P-computers can solve spin-glass problems faster than quantum systems

I'm having a hard time understanding this article.

First of all, a quantum annealer is not a universal quantum computer, just to elucidate the title.

Then, it seems like they are comparing a simulation of p-computers to a physical realization of a quantum annealer (likely D-wave, but not named outright for some reason). If this is true, it doesn't seem like a very relevant comparison, because D-wave systems actually exist, while their p-computer sounds like it is just a design. But I may have misunderstood, because at times they make it sound like the p-computer actually exists.

Also, they talk about how p-computers can be scaled up with TSMC semiconductor technology. From what I know, this is also true for semiconductor-based (universal) quantum computers.

The communication here is clear as mud. WHICH quantum systems? D-Wave? We know D-Wave is a joke!

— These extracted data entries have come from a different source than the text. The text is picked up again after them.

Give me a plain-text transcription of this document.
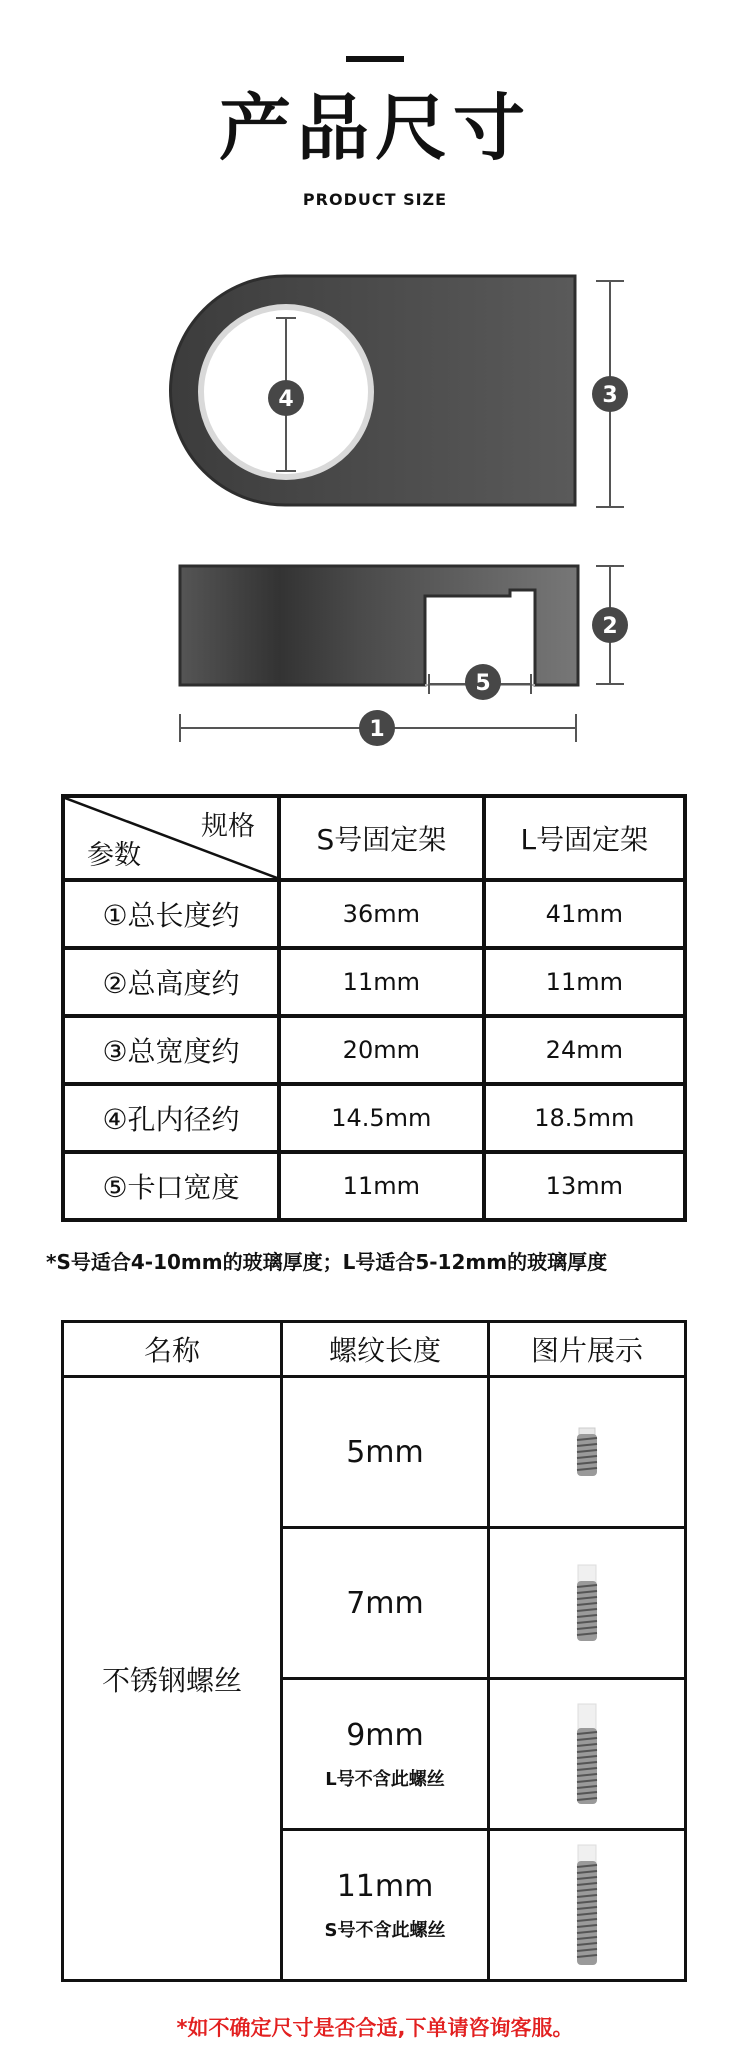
产品尺寸
PRODUCT SIZE
4	3
2
5
1
规格
参数	S号固定架	L号固定架
①总长度约	36mm	41mm
②总高度约	11mm	11mm
③总宽度约	20mm	24mm
④孔内径约	14.5mm	18.5mm
⑤卡口宽度	11mm	13mm
*S号适合4-10mm的玻璃厚度；L号适合5-12mm的玻璃厚度
名称	螺纹长度	图片展示
不锈钢螺丝	5mm

	7mm

	9mm
L号不含此螺丝

	11mm
S号不含此螺丝

*如不确定尺寸是否合适,下单请咨询客服。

Good sign that Extropic may be on the right path here

They misspelled "analog".

P is stored in the computer

> We used millions of p-bits

I'm not sure how this compares to quantum with its dozens to hundreds of qubits

Very interesting article.

This makes me wonder: Would it be possible to implement an equivalent to Shor's algorithm on a p-computer. Maybe the quantumness isn't necessary at all

I'm confused. Do p-computers have any complexity theoretic advantage over classical computers, similar to how quantum computers have such an advantage in some areas? Or are they just normal computers in the end?